Tombs
Fear Is The Weapon
Relapse
Fuck melody man – you don’t need it, right? No one does. It’s for the weak. Tombs don’t deal in the weak; they deal in huge impenetrable fortresses of sound and that pulsating, nausea of terror and excitement. ‘Fear Is The Weapon’ is a compilation of the band’s early material, such as their self-titled EP, a split with Planks and a collection of demos. As you can expect; it’s suitably intimidating. ‘Course of the Empire’ is fucked-up garage-sounding noise metal; that is akin to Pissed Jeans trying to play Melvins songs after lobbing a guitar through a speaker. The eerie, disorientating wails and dense bludgeon of sound is certainly a wake-up call.
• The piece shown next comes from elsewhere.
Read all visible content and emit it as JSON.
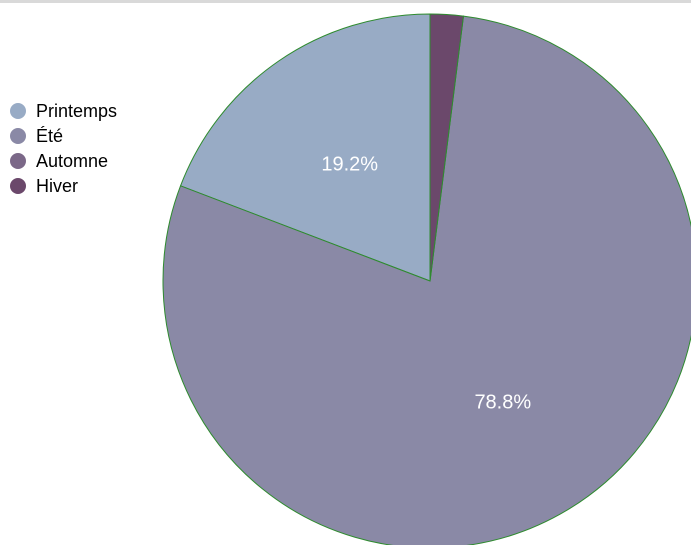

For some reason Tombs have elected to use a wind tunnel on ‘Marina’; a track that sounds like a nuclear storm meeting an inconceivable amount of random noises and non-sequitur events. ‘Monuments’ on the other hand, retains that swagger of gritty grunge-tinged noise rock; from the barbed vocal roar down to the sharp crash of the guitars. ‘Cypress’ begins a rather melancholy piece; with the first part devoid almost entirely of vocals and instead relying on sparse instrumentation before an impressive build to some roaring, bass-heavy metallic-punk noise that morphs into stark, barbaric thrash. In contrast, ‘Cheval Noir’ is a dirge of almost post-rock build; relying on a progressive sheet of droning sound; ethereal (possibly female) vocals, that have been distorted and buried under layers of scrawling feedback.
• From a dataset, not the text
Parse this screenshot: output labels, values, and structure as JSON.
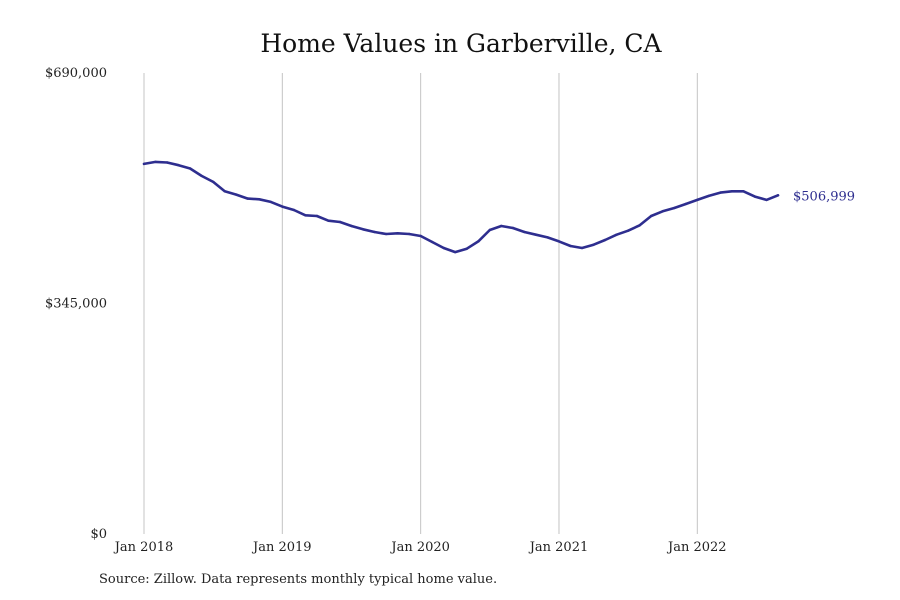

For demo recordings; tracks such as the raw scrape of ‘Merrimack’ and ‘Beneath the Toxic Jungle’ both sound like finished articles – there’s very little to distance them from the other non-demo tracks; save perhaps the rather buried vocals, but that seems to be a necessary element of the Tombs sound. Scraping, acerbic metal that not so much bites; it chews your hand clean off.